Krause kennt die Mutter dieses Mannes. War es ein Mordversuch? Klar war es das. Und plötzlich gibt es kein Chanson mehr, nirgendwo eine Allee im Gegenlicht. Nur noch kriminaltechnisches Handwerk. Das zieht sich. Ohne den Charme der Maria Simon, die auch mit einem Mord so elegant und kreativ umgeht, als sei sie in Ballettschuhen dem Täter auf der Spur, müsste man sagen: Ganz schön zäh, die Geschichte, in der sich Regisseur Peter Kahane mehr auf die Atmosphäre als auf die Story verlässt (Drehbuch: Uwe Wilhelm).

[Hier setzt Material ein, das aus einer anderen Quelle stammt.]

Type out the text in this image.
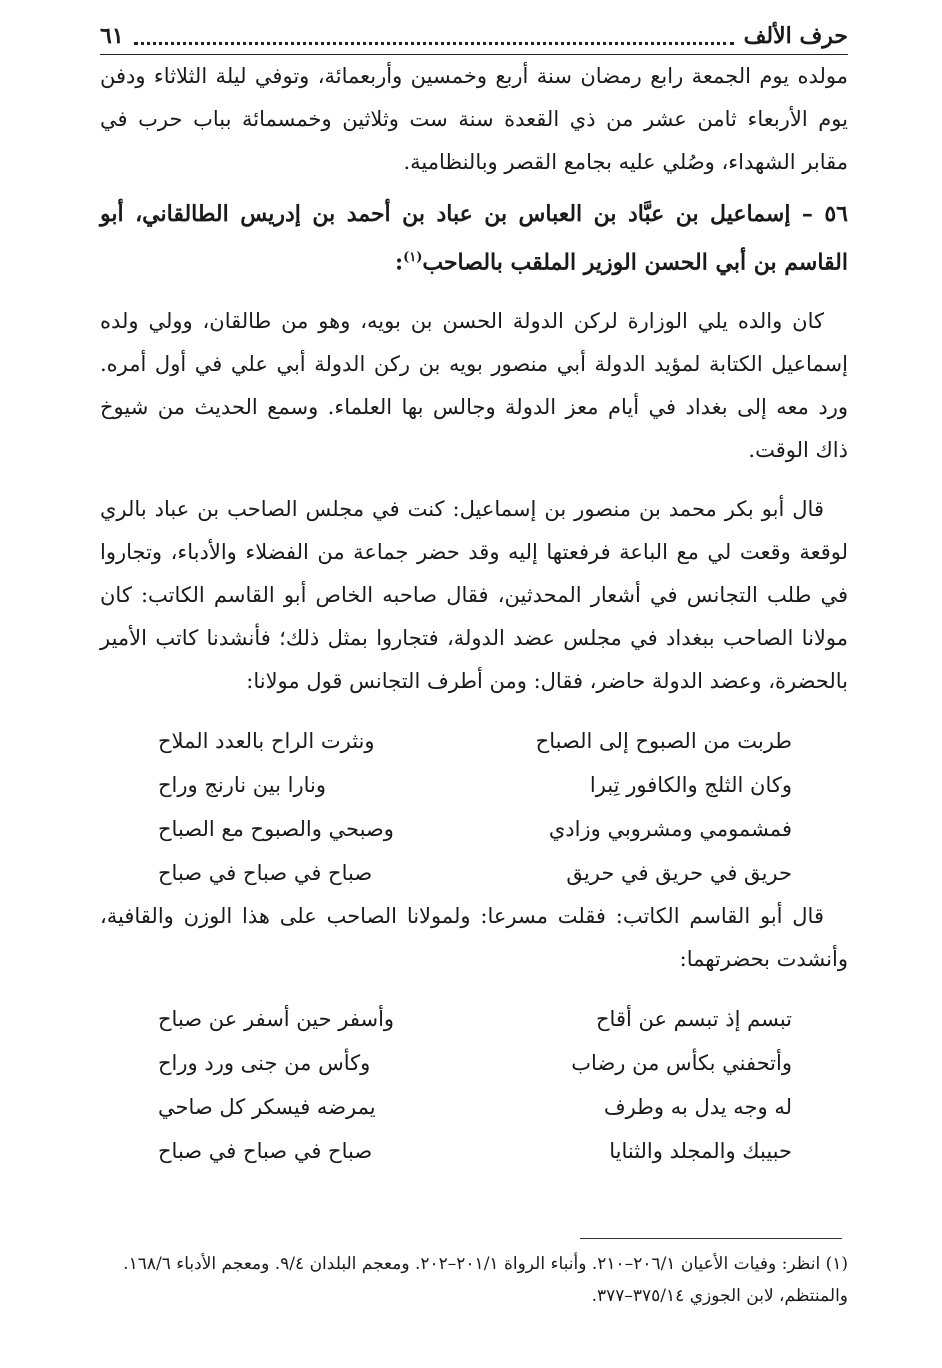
حرف الألف
٦١

مولده يوم الجمعة رابع رمضان سنة أربع وخمسين وأربعمائة، وتوفي ليلة الثلاثاء ودفن يوم الأربعاء ثامن عشر من ذي القعدة سنة ست وثلاثين وخمسمائة بباب حرب في مقابر الشهداء، وصُلي عليه بجامع القصر وبالنظامية.

٥٦ – إسماعيل بن عبَّاد بن العباس بن عباد بن أحمد بن إدريس الطالقاني، أبو القاسم بن أبي الحسن الوزير الملقب بالصاحب$^{(١)}$:

كان والده يلي الوزارة لركن الدولة الحسن بن بويه، وهو من طالقان، وولي ولده إسماعيل الكتابة لمؤيد الدولة أبي منصور بويه بن ركن الدولة أبي علي في أول أمره. ورد معه إلى بغداد في أيام معز الدولة وجالس بها العلماء. وسمع الحديث من شيوخ ذاك الوقت.

قال أبو بكر محمد بن منصور بن إسماعيل: كنت في مجلس الصاحب بن عباد بالري لوقعة وقعت لي مع الباعة فرفعتها إليه وقد حضر جماعة من الفضلاء والأدباء، وتجاروا في طلب التجانس في أشعار المحدثين، فقال صاحبه الخاص أبو القاسم الكاتب: كان مولانا الصاحب ببغداد في مجلس عضد الدولة، فتجاروا بمثل ذلك؛ فأنشدنا كاتب الأمير بالحضرة، وعضد الدولة حاضر، فقال: ومن أطرف التجانس قول مولانا:

طربت من الصبوح إلى الصباح
ونثرت الراح بالعدد الملاح
وكان الثلج والكافور تِبرا
ونارا بين نارنج وراح
فمشمومي ومشروبي وزادي
وصبحي والصبوح مع الصباح
حريق في حريق في حريق
صباح في صباح في صباح

قال أبو القاسم الكاتب: فقلت مسرعا: ولمولانا الصاحب على هذا الوزن والقافية، وأنشدت بحضرتهما:

تبسم إذ تبسم عن أقاح
وأسفر حين أسفر عن صباح
وأتحفني بكأس من رضاب
وكأس من جنى ورد وراح
له وجه يدل به وطرف
يمرضه فيسكر كل صاحي
حبيبك والمجلد والثنايا
صباح في صباح في صباح

(١) انظر: وفيات الأعيان ٢٠٦/١–٢١٠. وأنباء الرواة ٢٠١/١–٢٠٢. ومعجم البلدان ٩/٤. ومعجم الأدباء ١٦٨/٦. والمنتظم، لابن الجوزي ٣٧٥/١٤–٣٧٧.
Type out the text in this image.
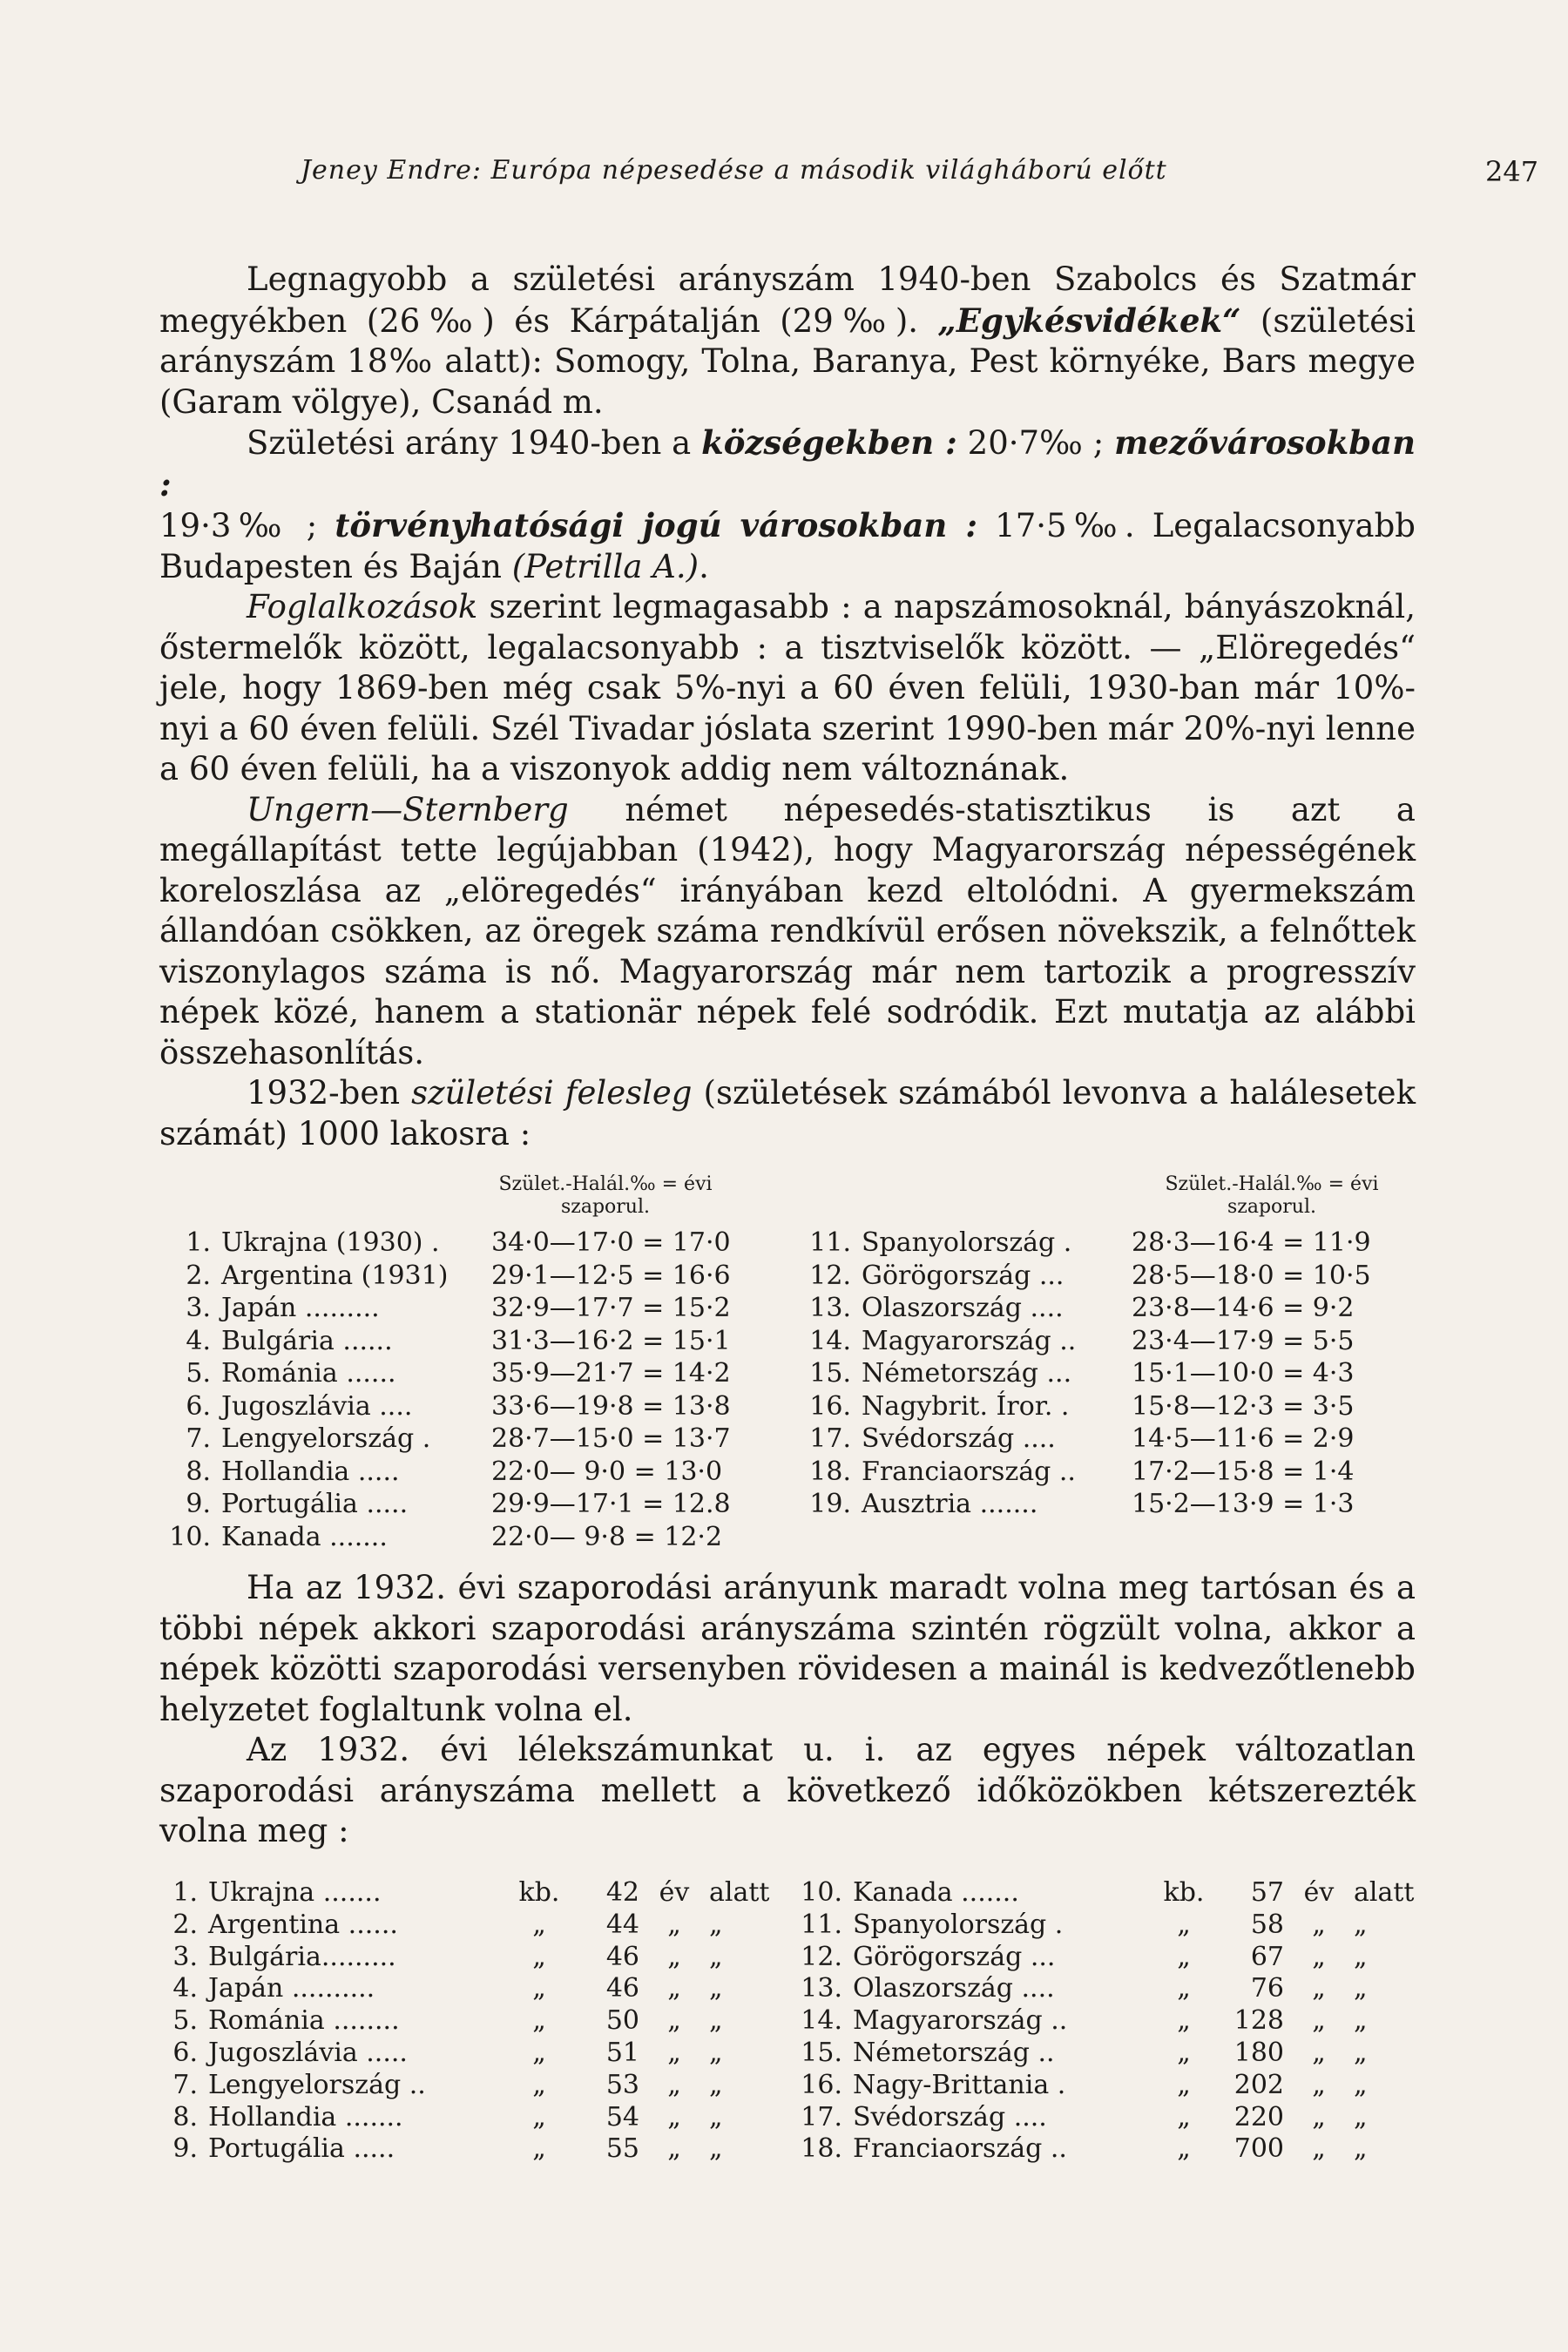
Jeney Endre: Európa népesedése a második világháború előtt	247

Legnagyobb a születési arányszám 1940-ben Szabolcs és Szatmár megyékben (26‰) és Kárpátalján (29‰). „Egykésvidékek“ (születési arányszám 18‰ alatt): Somogy, Tolna, Baranya, Pest környéke, Bars megye (Garam völgye), Csanád m.

Születési arány 1940-ben a községekben : 20·7‰ ; mezővárosokban :

19·3‰ ; törvényhatósági jogú városokban : 17·5‰. Legalacsonyabb Budapesten és Baján (Petrilla A.).

Foglalkozások szerint legmagasabb : a napszámosoknál, bányászoknál, őstermelők között, legalacsonyabb : a tisztviselők között. — „Elöregedés“ jele, hogy 1869-ben még csak 5%-nyi a 60 éven felüli, 1930-ban már 10%-nyi a 60 éven felüli. Szél Tivadar jóslata szerint 1990-ben már 20%-nyi lenne a 60 éven felüli, ha a viszonyok addig nem változnának.

Ungern—Sternberg német népesedés-statisztikus is azt a megállapítást tette legújabban (1942), hogy Magyarország népességének koreloszlása az „elöregedés“ irányában kezd eltolódni. A gyermekszám állandóan csökken, az öregek száma rendkívül erősen növekszik, a felnőttek viszonylagos száma is nő. Magyarország már nem tartozik a progresszív népek közé, hanem a stationär népek felé sodródik. Ezt mutatja az alábbi összehasonlítás.

1932-ben születési felesleg (születések számából levonva a halálesetek számát) 1000 lakosra :

Szület.-Halál.‰ = évi
szaporul.
Szület.-Halál.‰ = évi
szaporul.
1. Ukrajna (1930) .	34·0—17·0 = 17·0
2. Argentina (1931)	29·1—12·5 = 16·6
3. Japán .........	32·9—17·7 = 15·2
4. Bulgária ......	31·3—16·2 = 15·1
5. Románia ......	35·9—21·7 = 14·2
6. Jugoszlávia ....	33·6—19·8 = 13·8
7. Lengyelország .	28·7—15·0 = 13·7
8. Hollandia .....	22·0— 9·0 = 13·0
9. Portugália .....	29·9—17·1 = 12.8
10. Kanada .......	22·0— 9·8 = 12·2
11. Spanyolország .	28·3—16·4 = 11·9
12. Görögország ...	28·5—18·0 = 10·5
13. Olaszország ....	23·8—14·6 = 9·2
14. Magyarország ..	23·4—17·9 = 5·5
15. Németország ...	15·1—10·0 = 4·3
16. Nagybrit. Íror. .	15·8—12·3 = 3·5
17. Svédország ....	14·5—11·6 = 2·9
18. Franciaország ..	17·2—15·8 = 1·4
19. Ausztria .......	15·2—13·9 = 1·3

Ha az 1932. évi szaporodási arányunk maradt volna meg tartósan és a többi népek akkori szaporodási arányszáma szintén rögzült volna, akkor a népek közötti szaporodási versenyben rövidesen a mainál is kedvezőtlenebb helyzetet foglaltunk volna el.

Az 1932. évi lélekszámunkat u. i. az egyes népek változatlan szaporodási arányszáma mellett a következő időközökben kétszerezték volna meg :

1. Ukrajna .......	kb.	42 év alatt
2. Argentina ......	„	44	„	„
3. Bulgária.........	„	46	„	„
4. Japán ..........	„	46	„	„
5. Románia ........	„	50	„	„
6. Jugoszlávia .....	„	51	„	„
7. Lengyelország ..	„	53	„	„
8. Hollandia .......	„	54	„	„
9. Portugália .....	„	55	„	„
10. Kanada .......	kb.	57 év alatt
11. Spanyolország .	„	58	„	„
12. Görögország ...	„	67	„	„
13. Olaszország ....	„	76	„	„
14. Magyarország ..	„	128	„	„
15. Németország ..	„	180	„	„
16. Nagy-Brittania .	„	202	„	„
17. Svédország ....	„	220	„	„
18. Franciaország ..	„	700	„	„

Es gibt da eine leichtlebige Frau, die nicht recht weiß, zu welchem Mann sie eigentlich gehört: Krauses Bekannte Catherine (Ursina Lardi) hatte einst in Frankreich zwei Männer kennengelernt, Martin (Martin Feifel) und Peter (Bernhard Schir). Und beide behalten, als Liebhaber. Der eine ist ein Streichler, der andere ein Kerl mit harter Faust. Zusammen gründen diese zwei ein Unternehmen für Solartechnik. Mit Martin hat die freigeistige Dame einen Sohn – den Jungen, der halb tot im Baum hängt.

Doch lässt sich eine Frau tatsächlichen teilen zwischen zwei Verehrern? Hier wird der „Polizeiruf“ zeitweilig moralisch, das ist für eine Kriminalgeschichte nicht der beste Boden. Immer wieder kann der Film mit seinen anmutigen, lyrisch montierten Bildern einen Leerlauf im Erzählfluss auffangen. Denn wo gibt es, jenseits von Brandenburg, noch so Mord-und-Totschlag- Stück vom Lande, in dem die Straßen unbefestigt sind und Spuren des Verdächtigen in Gülle enden?

Horst Krause absolviert den letzten Job mit Anstand, ohne Glamour, ohne Lust auf die finalen Reden und den Umtrunk vor dem Ruhestand. Die Kollegen warten auf der Abschiedsfeier. Krause fragt den Hund: „Sollen wir uns das antun? Nee, was?“ Dann flüchten sie auf Krauses Motorrad. Es riecht nach Gülle, das spürt man selbst am Fernseher. Ein würdevoller Abgang durch die Hintertür.